Jews traditionally did not celebrate birthdays. (We do like parties though, so don’t feel scared about inviting us along, even 500 years ago!) As I grew up, we used birthdays as an excuse to have cake (and ideally eat it too) and maybe even get a small present. Occasionally we would throw a relaxed, un-self-conscious party, just because it seemed to be the done thing and we didn’t want to be outcasts or weird.
So I don’t remember many of my birthdays, although I accept that I did indeed live through them. My 18th birthday was extremely exciting, because it became legal for me to buy alcohol, and more importantly, to vote in elections. I was sure I wasn’t a child any more.
A few days before I turned 24, during my first ever trip to China and hence outside Europe, I ate some cheesecake that actually looked like it had grated cheese on it on the train from Shanghai to Nanjing which I almost missed because before taking the train I went back to where I was staying in Shanghai to get my passport because I thought it would be necessary to check in to the hotel in Nanjing which is also why I was sweating to an even greater extent than usual that summer in China due to all the running. Heady stuff. Here is a picture of me at that moment, with my friend Peter who had just saved a plastic plant I’d just been gifted from being lost:
Here is a pictorial approximation of who bought the cake and plastic plant for me (along with the limelight- or even tungsten-light-seeking non-organic plant):
It was one of those annoying moments that stick in the mind because they’re so perfect, so perfect that you don’t want them to ever pass, and yet despite their seeming perfection they still do… And you just know, even as they’re happening, just before they do that passing away, that there will be other certain moments later on in your life when you will compulsively stroke those momentarily perfect moments, stroke them with brain-fingers to relive them and to analyse them and to compare them to the rather more imperfect moments you’re living through, and wonder what it all really means.
For some reason, arbitrary chronological milestones still make us stop and wonder. Maybe we’re just looking for an excuse to stop and wonder.
I didn’t plan to celebrate my 30th birthday especially, and in a way I didn’t. It’s not that I’m against celebrating it, but rather I’m just continuing my personal habit of not taking birthdays too seriously, even when the age is a multiple of 10 (in base 10). But to try impotently but out of a sense of civic duty to get across to you just how awesome life in Hong Kong can be (and probably anywhere, with a little more effort), this is how I spent the evening (in local time) of my 10957th (or so) day of my life on this mostly harmless planet [all courtesy of Leo's unrivalled sense of which routes to walk and which crazy decisions to make]:
^ Eating Turkish food with the aforementioned and herepictured Leo
^ Appreciating colourful stairs and overabundance of fuses
^ Appreciating the local varieties of Chinglish
^ Drinking good German beer with the entirety of Hong Kong’s German community in a nonetheless very touristy German pub
^ Watching K-Pop videos at a Ladies Night at a nightclub on the third floor of a nondescript building which would have been empty but for one large group of regulars. This photo was taken just before the police came in to check everyone’s ID cards without explaining why for around 30 minutes, while the club’s bouncer didn’t even let us talk to each other in the meantime with even less explanation why.

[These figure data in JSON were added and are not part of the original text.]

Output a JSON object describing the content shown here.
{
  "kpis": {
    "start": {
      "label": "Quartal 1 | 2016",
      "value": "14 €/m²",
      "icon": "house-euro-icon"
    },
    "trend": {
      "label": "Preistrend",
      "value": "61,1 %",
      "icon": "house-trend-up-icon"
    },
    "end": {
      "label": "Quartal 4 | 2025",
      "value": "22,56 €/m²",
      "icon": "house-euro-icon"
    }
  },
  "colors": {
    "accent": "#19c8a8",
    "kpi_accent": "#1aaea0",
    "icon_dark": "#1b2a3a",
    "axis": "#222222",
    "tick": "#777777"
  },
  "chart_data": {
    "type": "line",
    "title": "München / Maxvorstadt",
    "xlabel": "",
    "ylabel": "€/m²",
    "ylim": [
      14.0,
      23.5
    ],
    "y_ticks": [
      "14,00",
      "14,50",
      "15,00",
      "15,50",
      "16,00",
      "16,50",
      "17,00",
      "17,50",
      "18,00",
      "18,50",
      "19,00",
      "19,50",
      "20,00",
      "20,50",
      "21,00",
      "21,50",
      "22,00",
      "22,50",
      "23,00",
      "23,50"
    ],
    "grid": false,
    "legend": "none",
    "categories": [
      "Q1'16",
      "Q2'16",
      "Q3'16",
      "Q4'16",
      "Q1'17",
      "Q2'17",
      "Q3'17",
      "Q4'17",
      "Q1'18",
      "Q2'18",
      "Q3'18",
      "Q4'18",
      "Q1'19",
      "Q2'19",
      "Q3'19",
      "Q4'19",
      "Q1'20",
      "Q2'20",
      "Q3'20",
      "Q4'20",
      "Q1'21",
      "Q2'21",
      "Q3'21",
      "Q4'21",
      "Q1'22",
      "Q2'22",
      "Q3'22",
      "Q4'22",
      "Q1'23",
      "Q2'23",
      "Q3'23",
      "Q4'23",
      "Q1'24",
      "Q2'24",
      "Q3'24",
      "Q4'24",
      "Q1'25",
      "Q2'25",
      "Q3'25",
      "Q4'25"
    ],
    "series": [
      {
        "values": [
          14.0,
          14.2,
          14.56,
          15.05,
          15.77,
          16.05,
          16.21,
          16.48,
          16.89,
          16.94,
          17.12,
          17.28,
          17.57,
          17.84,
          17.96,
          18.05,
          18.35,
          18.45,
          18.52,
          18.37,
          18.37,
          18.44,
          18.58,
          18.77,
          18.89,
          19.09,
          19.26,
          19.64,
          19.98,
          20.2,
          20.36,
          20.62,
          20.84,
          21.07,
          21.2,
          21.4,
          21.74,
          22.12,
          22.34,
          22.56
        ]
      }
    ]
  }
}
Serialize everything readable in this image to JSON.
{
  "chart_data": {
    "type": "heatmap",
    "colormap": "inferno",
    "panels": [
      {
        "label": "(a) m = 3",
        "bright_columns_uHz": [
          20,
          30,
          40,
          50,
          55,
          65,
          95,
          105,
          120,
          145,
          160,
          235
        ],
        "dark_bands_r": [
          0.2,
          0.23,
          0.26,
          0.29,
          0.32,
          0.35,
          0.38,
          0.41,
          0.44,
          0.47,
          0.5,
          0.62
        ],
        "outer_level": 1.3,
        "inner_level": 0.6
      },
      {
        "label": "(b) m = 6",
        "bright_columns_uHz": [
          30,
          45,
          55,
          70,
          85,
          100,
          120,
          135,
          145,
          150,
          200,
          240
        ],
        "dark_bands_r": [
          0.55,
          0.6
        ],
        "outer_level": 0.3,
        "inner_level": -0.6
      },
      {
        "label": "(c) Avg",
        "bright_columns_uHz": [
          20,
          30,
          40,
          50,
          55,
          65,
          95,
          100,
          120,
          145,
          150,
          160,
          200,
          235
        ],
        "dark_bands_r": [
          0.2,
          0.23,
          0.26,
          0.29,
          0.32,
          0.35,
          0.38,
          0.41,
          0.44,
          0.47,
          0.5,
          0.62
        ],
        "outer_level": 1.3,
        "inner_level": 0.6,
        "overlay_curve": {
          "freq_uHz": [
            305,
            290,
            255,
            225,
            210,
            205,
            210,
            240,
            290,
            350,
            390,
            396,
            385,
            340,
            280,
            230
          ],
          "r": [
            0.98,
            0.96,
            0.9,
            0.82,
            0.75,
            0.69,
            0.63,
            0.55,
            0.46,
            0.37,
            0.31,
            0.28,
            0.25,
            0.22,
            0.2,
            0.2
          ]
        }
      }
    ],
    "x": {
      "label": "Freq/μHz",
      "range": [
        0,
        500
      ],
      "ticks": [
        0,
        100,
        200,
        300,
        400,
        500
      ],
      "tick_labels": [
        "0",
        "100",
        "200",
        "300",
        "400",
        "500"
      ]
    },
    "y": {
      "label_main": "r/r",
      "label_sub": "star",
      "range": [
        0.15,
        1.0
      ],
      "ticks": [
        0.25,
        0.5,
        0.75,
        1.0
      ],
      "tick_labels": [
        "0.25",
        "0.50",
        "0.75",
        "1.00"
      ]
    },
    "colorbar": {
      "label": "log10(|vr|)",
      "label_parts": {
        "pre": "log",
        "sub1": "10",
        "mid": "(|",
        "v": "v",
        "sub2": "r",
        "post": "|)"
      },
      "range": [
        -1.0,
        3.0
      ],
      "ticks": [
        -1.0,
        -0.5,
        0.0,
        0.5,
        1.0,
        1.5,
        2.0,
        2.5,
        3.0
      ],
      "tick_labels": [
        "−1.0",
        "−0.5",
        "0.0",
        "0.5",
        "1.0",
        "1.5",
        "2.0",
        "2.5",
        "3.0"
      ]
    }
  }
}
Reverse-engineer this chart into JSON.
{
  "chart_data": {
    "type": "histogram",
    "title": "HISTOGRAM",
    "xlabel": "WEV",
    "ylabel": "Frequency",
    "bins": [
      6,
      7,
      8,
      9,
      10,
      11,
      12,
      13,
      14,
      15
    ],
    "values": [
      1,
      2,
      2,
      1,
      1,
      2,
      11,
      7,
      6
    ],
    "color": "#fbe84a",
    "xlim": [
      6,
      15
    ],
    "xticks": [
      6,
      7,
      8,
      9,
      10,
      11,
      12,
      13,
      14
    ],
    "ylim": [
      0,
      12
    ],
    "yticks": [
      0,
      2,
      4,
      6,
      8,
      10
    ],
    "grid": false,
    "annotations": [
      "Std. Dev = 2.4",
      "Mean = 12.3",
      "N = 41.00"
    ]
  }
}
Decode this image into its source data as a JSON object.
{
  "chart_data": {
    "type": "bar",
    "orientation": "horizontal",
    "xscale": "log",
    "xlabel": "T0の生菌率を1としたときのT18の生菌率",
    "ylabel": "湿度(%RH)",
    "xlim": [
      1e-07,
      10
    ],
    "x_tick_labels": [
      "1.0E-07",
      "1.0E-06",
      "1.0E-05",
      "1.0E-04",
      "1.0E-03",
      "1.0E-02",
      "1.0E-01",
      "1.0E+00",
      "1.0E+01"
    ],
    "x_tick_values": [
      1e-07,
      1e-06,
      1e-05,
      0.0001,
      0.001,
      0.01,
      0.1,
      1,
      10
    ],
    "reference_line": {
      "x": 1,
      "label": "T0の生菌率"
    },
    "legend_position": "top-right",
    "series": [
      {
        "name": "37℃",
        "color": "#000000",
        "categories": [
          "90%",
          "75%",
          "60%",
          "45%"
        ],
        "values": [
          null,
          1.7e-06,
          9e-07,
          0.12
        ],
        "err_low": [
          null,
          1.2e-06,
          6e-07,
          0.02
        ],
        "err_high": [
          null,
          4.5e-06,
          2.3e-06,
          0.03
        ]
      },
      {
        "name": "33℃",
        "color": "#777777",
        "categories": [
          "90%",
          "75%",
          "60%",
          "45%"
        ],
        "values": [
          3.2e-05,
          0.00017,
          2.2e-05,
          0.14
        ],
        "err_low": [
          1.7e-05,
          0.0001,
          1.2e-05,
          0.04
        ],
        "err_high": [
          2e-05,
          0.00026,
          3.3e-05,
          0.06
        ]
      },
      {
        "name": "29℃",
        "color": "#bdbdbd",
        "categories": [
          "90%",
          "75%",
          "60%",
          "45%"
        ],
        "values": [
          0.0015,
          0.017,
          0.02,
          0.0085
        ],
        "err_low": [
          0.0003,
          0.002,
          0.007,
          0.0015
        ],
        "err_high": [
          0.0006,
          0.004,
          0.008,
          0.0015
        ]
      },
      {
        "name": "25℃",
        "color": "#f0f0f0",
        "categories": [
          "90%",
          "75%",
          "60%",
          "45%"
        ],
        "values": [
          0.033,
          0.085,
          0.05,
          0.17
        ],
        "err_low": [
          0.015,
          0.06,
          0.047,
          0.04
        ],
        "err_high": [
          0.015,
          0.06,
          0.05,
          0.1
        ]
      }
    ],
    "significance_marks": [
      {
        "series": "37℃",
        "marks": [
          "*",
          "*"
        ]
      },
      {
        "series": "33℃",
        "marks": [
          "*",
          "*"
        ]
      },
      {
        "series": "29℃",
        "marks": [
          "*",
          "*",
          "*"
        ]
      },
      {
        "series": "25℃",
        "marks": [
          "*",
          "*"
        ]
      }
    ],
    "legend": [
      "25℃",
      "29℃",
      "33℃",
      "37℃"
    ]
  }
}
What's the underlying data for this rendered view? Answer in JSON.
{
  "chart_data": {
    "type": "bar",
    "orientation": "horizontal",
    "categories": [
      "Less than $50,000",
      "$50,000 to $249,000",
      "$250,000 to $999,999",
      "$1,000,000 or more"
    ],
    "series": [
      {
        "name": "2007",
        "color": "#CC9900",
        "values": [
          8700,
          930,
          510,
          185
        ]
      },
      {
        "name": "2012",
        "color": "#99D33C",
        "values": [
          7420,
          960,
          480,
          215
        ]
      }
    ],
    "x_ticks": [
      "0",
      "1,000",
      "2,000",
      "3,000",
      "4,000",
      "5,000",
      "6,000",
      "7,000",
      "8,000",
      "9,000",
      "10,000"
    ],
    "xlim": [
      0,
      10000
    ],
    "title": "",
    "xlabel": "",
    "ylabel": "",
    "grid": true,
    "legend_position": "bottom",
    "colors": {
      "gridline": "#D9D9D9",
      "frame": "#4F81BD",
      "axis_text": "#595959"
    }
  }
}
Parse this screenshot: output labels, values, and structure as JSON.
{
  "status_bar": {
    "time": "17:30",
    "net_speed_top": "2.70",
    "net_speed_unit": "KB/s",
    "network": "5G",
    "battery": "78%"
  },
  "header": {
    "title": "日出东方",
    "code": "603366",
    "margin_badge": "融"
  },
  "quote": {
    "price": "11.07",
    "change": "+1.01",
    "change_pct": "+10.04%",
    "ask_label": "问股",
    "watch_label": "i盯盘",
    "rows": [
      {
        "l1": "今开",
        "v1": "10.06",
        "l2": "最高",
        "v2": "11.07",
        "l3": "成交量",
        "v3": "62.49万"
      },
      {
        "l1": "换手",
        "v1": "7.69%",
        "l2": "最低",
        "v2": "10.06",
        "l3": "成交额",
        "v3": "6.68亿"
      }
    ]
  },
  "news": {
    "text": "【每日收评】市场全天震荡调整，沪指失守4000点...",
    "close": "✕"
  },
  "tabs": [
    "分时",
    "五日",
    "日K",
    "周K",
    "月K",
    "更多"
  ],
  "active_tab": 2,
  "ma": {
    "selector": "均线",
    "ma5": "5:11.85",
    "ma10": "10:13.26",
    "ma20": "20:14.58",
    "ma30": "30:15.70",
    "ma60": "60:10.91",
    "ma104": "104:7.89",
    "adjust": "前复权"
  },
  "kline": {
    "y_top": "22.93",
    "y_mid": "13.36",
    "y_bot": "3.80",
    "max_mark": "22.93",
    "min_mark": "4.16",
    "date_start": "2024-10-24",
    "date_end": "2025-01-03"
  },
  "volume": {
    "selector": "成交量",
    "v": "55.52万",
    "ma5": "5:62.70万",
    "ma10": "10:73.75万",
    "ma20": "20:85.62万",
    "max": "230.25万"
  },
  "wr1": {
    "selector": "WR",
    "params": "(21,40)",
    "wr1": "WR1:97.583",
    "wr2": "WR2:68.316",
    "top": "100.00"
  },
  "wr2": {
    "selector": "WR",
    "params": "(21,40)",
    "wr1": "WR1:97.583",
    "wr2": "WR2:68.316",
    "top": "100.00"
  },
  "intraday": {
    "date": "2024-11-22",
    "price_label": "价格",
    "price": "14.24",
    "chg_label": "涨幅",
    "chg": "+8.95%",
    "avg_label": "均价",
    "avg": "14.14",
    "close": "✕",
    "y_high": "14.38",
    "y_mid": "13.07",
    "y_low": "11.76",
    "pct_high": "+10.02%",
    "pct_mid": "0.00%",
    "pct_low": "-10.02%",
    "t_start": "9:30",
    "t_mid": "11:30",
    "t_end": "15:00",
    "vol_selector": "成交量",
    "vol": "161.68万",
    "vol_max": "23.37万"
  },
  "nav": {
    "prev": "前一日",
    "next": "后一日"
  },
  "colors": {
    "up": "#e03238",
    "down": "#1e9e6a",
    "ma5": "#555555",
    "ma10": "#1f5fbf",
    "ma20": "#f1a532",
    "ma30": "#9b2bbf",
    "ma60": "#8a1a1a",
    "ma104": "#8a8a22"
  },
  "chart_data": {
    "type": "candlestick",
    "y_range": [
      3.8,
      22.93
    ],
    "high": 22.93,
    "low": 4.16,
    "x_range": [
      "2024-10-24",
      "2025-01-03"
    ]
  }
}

^ Finding Falun Gong followers and nemeses sitting close to each other at 2am at the Hung Hom MTR station bus terminus, ignoring and hating each other but making sure not to cover anyone else’s banners while putting up their own. Listening to a middle-aged Falun Gong believer (and ex officio Crazy Banner Protector) lecture me in non-standard Mandarin about the evils of Jiang Zemin was as fun and timewarped as letting someone complain to me about Bill Clinton’s proclivities while he was President of the USA. And while they also recommend breathing exercises and cheap plastic amulets. And doing it in Welsh.
I couldn’t really and fairly demand more what I already have in my life: being in Hong Kong for my 30th birthday so that I can have that sort of evening not just on that one day but every evening. I’m sure my baby-self would agree.